Nel mirino non ci sono dunque solo gli oppositori. Oggi in Egitto anche artisti, intellettuali, studiosi sono in pericolo?
«Viviamo ormai in uno stato di polizia dove nessuno è al sicuro. Qualunque attività fuori dal coro può portarti in carcere. Puoi finirci per aver partecipato a una manifestazione pacifica. Per aver scritto un romanzo con un passaggio erotico, come Ahmed Naji. O, come la poetessa Fatima Naoot, per aver definito lo sgozzamento degli agnelli in occasione della festa islamica di Eid al-Adha, “il più grande massacro dell’umanità”. Una frase scritta su Facebook che le è valsa una condanna a tre anni per offesa alla religione. La mia impressione è che si sta rafforzando l’islamismo nella società nel tentativo di occupare il vuoto lasciato dall’uscita di scena dei Fratelli Musulmani a causa della repressione».
Lei ha paura?
«Sono abituato alla repressione e alla paura che comporta. Da quindici mesi, ormai, non posso pubblicare i miei articoli. Il regime ha fatto pressione sui giornali affinché non mi dessero spazio. Sono stato bandito dalla televisione. E dallo scorso dicembre anche i miei seminari sono stati cancellati. L’unica libertà che mi resta è Twitter. È lì che ormai esprimo il mio pensiero. Ma non mollo. Molti miei compagni sono in prigione: chi sta fuori ha il dovere di portare avanti la lotta ».

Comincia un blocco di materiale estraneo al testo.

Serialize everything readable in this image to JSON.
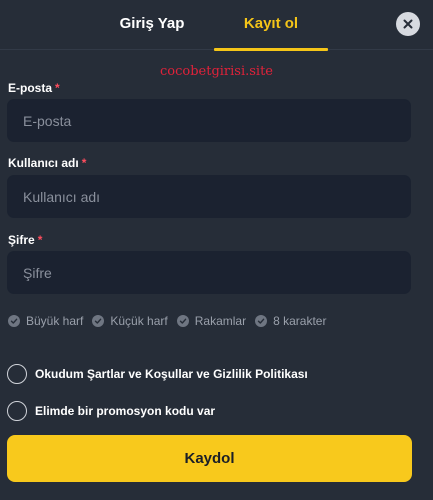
{
  "tabs": {
    "login": "Giriş Yap",
    "register": "Kayıt ol"
  },
  "watermark": "cocobetgirisi.site",
  "fields": {
    "email": {
      "label": "E-posta",
      "required": "*",
      "placeholder": "E-posta",
      "value": ""
    },
    "username": {
      "label": "Kullanıcı adı",
      "required": "*",
      "placeholder": "Kullanıcı adı",
      "value": ""
    },
    "password": {
      "label": "Şifre",
      "required": "*",
      "placeholder": "Şifre",
      "value": ""
    }
  },
  "password_rules": [
    {
      "label": "Büyük harf",
      "met": false
    },
    {
      "label": "Küçük harf",
      "met": false
    },
    {
      "label": "Rakamlar",
      "met": false
    },
    {
      "label": "8 karakter",
      "met": false
    }
  ],
  "checkboxes": {
    "terms": {
      "label": "Okudum Şartlar ve Koşullar ve Gizlilik Politikası",
      "checked": false
    },
    "promo": {
      "label": "Elimde bir promosyon kodu var",
      "checked": false
    }
  },
  "submit_label": "Kaydol",
  "colors": {
    "background": "#262d38",
    "input_background": "#1b2230",
    "accent": "#f5c518",
    "required": "#ff4d5e",
    "watermark": "#e0223a"
  },
  "icons": {
    "close": "close-icon",
    "rule": "check-circle-icon"
  }
}
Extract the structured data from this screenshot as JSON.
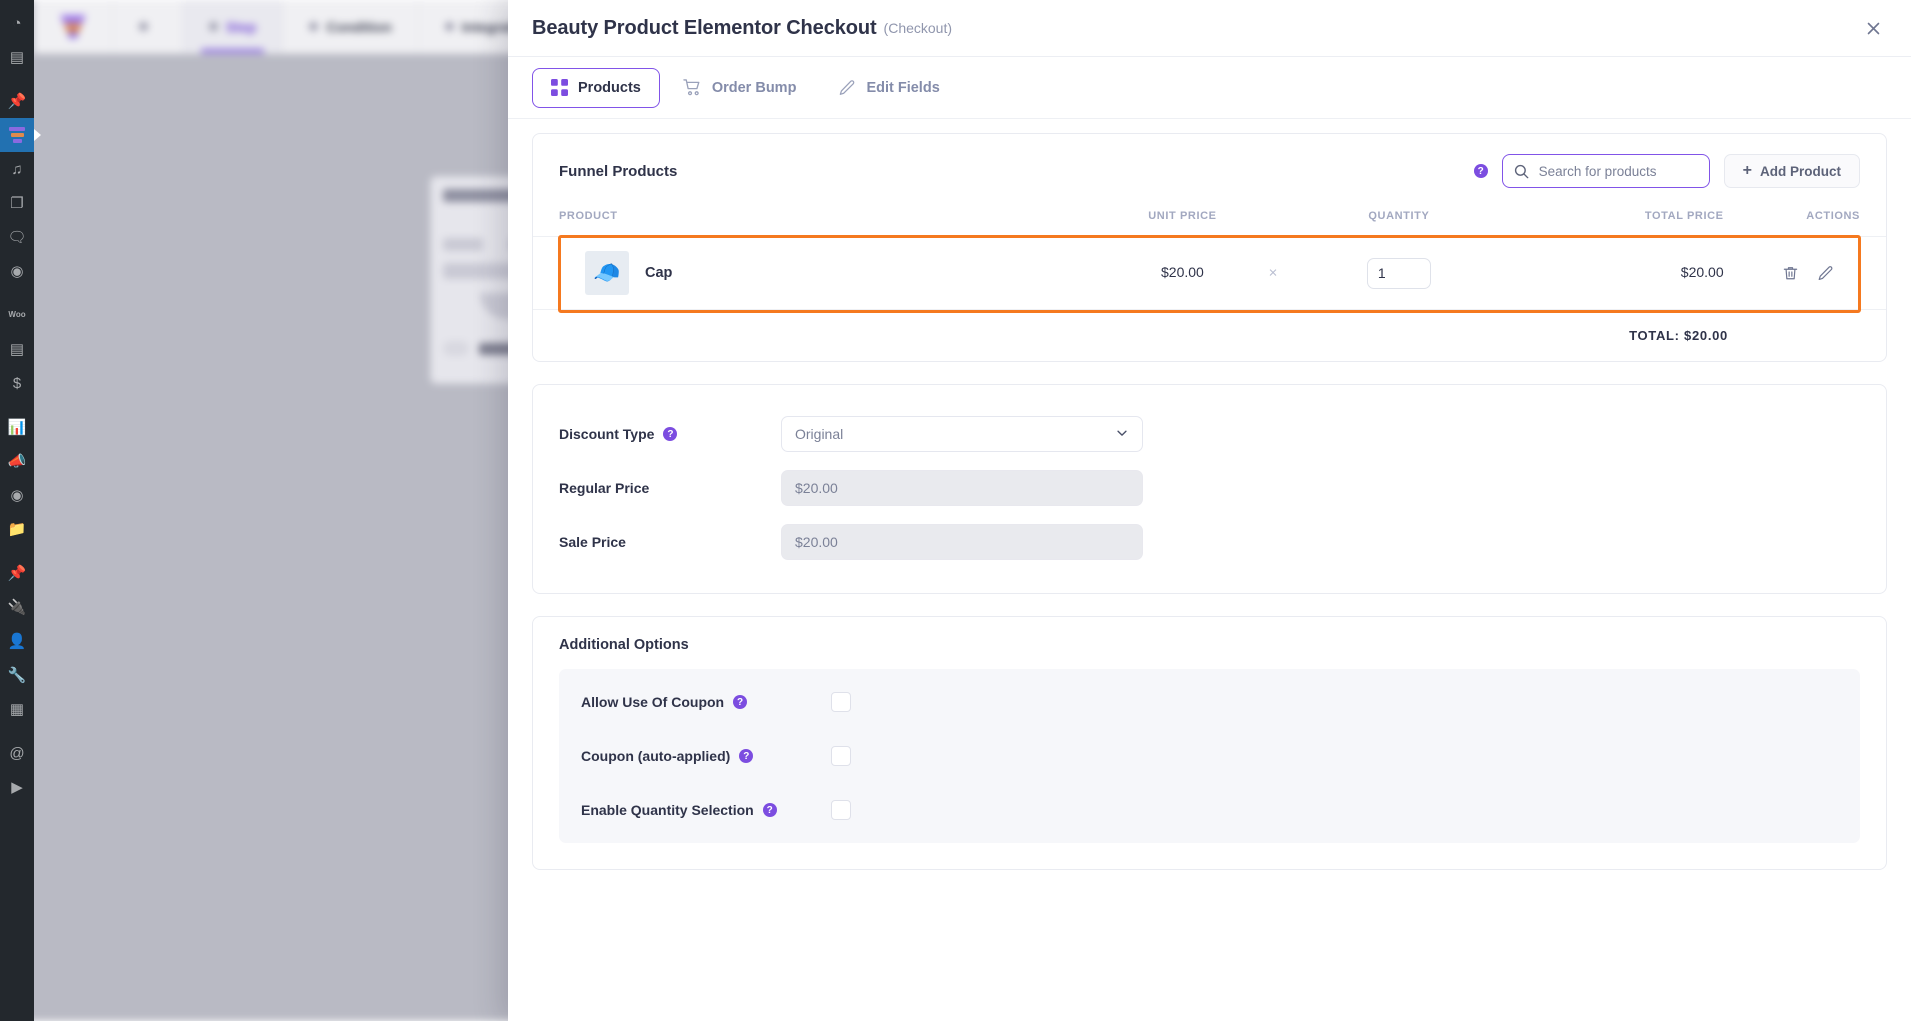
{
  "background": {
    "tabs": [
      {
        "label": "",
        "icon": "funnel-logo",
        "selected": false
      },
      {
        "label": "",
        "icon": "dot",
        "selected": false
      },
      {
        "label": "Step",
        "icon": "dot",
        "selected": true
      },
      {
        "label": "Condition",
        "icon": "dot",
        "selected": false
      },
      {
        "label": "Integrations",
        "icon": "dot",
        "selected": false
      }
    ],
    "card_title": "Landing Page",
    "card_button": "Left to check"
  },
  "wp_sidebar": {
    "items": [
      {
        "name": "dashboard-icon",
        "glyph": "◔"
      },
      {
        "name": "pages-check-icon",
        "glyph": "▤"
      },
      {
        "name": "pin-icon",
        "glyph": "📌"
      },
      {
        "name": "funnel-icon",
        "glyph": "",
        "active": true
      },
      {
        "name": "media-icon",
        "glyph": "♫"
      },
      {
        "name": "copy-pages-icon",
        "glyph": "❐"
      },
      {
        "name": "comments-icon",
        "glyph": "🗨"
      },
      {
        "name": "elementor-icon",
        "glyph": "◉"
      },
      {
        "name": "woocommerce-icon",
        "glyph": "Woo"
      },
      {
        "name": "archive-icon",
        "glyph": "▤"
      },
      {
        "name": "payments-icon",
        "glyph": "$"
      },
      {
        "name": "analytics-icon",
        "glyph": "📊"
      },
      {
        "name": "marketing-icon",
        "glyph": "📣"
      },
      {
        "name": "elementor-circle-icon",
        "glyph": "◉"
      },
      {
        "name": "folder-icon",
        "glyph": "📁"
      },
      {
        "name": "pin2-icon",
        "glyph": "📌"
      },
      {
        "name": "plugins-icon",
        "glyph": "🔌"
      },
      {
        "name": "users-icon",
        "glyph": "👤"
      },
      {
        "name": "tools-icon",
        "glyph": "🔧"
      },
      {
        "name": "settings-grid-icon",
        "glyph": "▦"
      },
      {
        "name": "mail-icon",
        "glyph": "@"
      },
      {
        "name": "play-icon",
        "glyph": "▶"
      }
    ]
  },
  "modal": {
    "title": "Beauty Product Elementor Checkout",
    "subtitle": "(Checkout)",
    "close_label": "✕"
  },
  "tabs": [
    {
      "key": "products",
      "label": "Products",
      "icon": "grid-icon",
      "active": true
    },
    {
      "key": "order_bump",
      "label": "Order Bump",
      "icon": "cart-icon",
      "active": false
    },
    {
      "key": "edit_fields",
      "label": "Edit Fields",
      "icon": "pencil-icon",
      "active": false
    }
  ],
  "funnel_products": {
    "title": "Funnel Products",
    "help": "?",
    "search": {
      "placeholder": "Search for products",
      "value": "",
      "icon": "search-icon"
    },
    "add_product_label": "Add Product",
    "add_product_icon": "plus-icon",
    "columns": [
      "PRODUCT",
      "UNIT PRICE",
      "QUANTITY",
      "TOTAL PRICE",
      "ACTIONS"
    ],
    "rows": [
      {
        "thumb": "🧢",
        "name": "Cap",
        "unit_price": "$20.00",
        "multiplier": "×",
        "quantity": "1",
        "total_price": "$20.00",
        "delete_icon": "trash-icon",
        "edit_icon": "pencil-icon",
        "highlighted": true
      }
    ],
    "total_label": "TOTAL: $20.00"
  },
  "discount": {
    "type_label": "Discount Type",
    "type_value": "Original",
    "type_chevron": "chevron-down-icon",
    "regular_price_label": "Regular Price",
    "regular_price_value": "$20.00",
    "sale_price_label": "Sale Price",
    "sale_price_value": "$20.00"
  },
  "additional_options": {
    "title": "Additional Options",
    "options": [
      {
        "label": "Allow Use Of Coupon",
        "checked": false
      },
      {
        "label": "Coupon (auto-applied)",
        "checked": false
      },
      {
        "label": "Enable Quantity Selection",
        "checked": false
      }
    ]
  },
  "colors": {
    "accent_purple": "#7c4de0",
    "highlight_orange": "#f5791f",
    "text_dark": "#2f3349",
    "muted": "#9096ad"
  }
}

La gravità della situazione egiziana, soprattutto dopo la morte di Regeni, è sotto gli occhi di tutti. Eppure nemmeno l’attenzione internazionale sembra scalfire il regime…
«La vita è sempre più dura e la gente è sotto pressione: anche perché da una parte il regime la ricatta, dall’altra la confonde. Il messaggio che arriva continuamente è che se non accettiamo quel che sta accadendo, se ci ribelliamo di nuovo, l’Egitto finirà come la Siria. Dall’altra, i giornali sono pieni di notizie assurde e complottiste. Il dramma è che la gente ci crede sempre di più. Pensano che tutto sia frutto di cospirazioni: che perfino la rivoluzione sia stata pagata da paesi stranieri per distruggere lo Stato. Sì: la libertà in Egitto è sempre più in pericolo».